[lit-ideas] Re: Fwd: Why philosophy?

>>Those of us for whom writing is a craft and a business (and at times great fun as well) are a different breed of cat from those obsessed with the notion that something inside has to get out in the form of written words.


The central distinction is this: there's writing on assignment, and there's writing that one must do or risk becoming increasingly unhappy. I'd be content not to engage any new commercial work -- Hey! A Lotto winner! -- yet if I were to slack off on my personal writing for a couple months, I'd fall into a depression. It would be a death.

You must admit hybrid species of cats. For example, I wrote for a magazine during a two-year period when I also wrote my first novel. Being a contributing editor did teach important writing skills: the notion of writing as a piece of work with a deadline, when to let go of a project, and how to get over myself and accept criticism and rejection. Plus it yielded a paycheck.

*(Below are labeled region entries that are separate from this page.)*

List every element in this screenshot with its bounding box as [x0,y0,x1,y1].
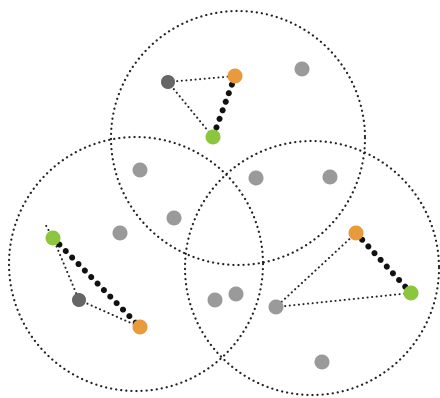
node-green [45,230,61,246]
node-green [403,285,419,301]
node-gray [132,162,148,178]
node-gray [322,169,338,185]
node-dark [72,293,86,307]
edge-thick [50,235,143,330]
node-gray [228,286,244,302]
node-gray [166,210,182,226]
node-orange [132,319,148,335]
edge-thin [78,299,141,328]
node-gray [268,299,284,315]
node-gray [112,225,128,241]
edge-thick [210,73,238,140]
edge-thick [353,230,414,296]
edge-thin [52,237,80,301]
node-gray [294,61,310,77]
edge-thin [43,221,54,239]
node-gray [314,354,330,370]
circle-bottom-left [7,135,265,393]
node-green [205,129,221,145]
node-gray [207,292,223,308]
node-orange [348,225,364,241]
edge-thin [167,75,236,83]
edge-thin [167,81,214,138]
circle-bottom-right [183,139,440,397]
node-gray [248,170,264,186]
node-dark [161,75,175,89]
circle-top [109,9,367,267]
edge-thin [275,232,357,308]
edge-thin [275,292,412,308]
node-orange [227,68,243,84]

Subsequent copywriting work enhanced those skills, since one must throw out, throw out, and throw out; rewrite, write again, and write again -- rather than sit in a garret polishing one stubborn but beautiful paragraph that doesn't quite work. In a fiction master class, Peter Carey agreed that copywriting is one of the best jobs for aspiring fiction writers because it teaches that discipline and that humility.

Yet I digress. There's work that yields the joy of work well done. There's also work that must be done to feel that one is living well. They may be done concurrently.

Eric

PS: Thanks or sending your gallery link, John. I've bookmarked it. It's a beautiful collection.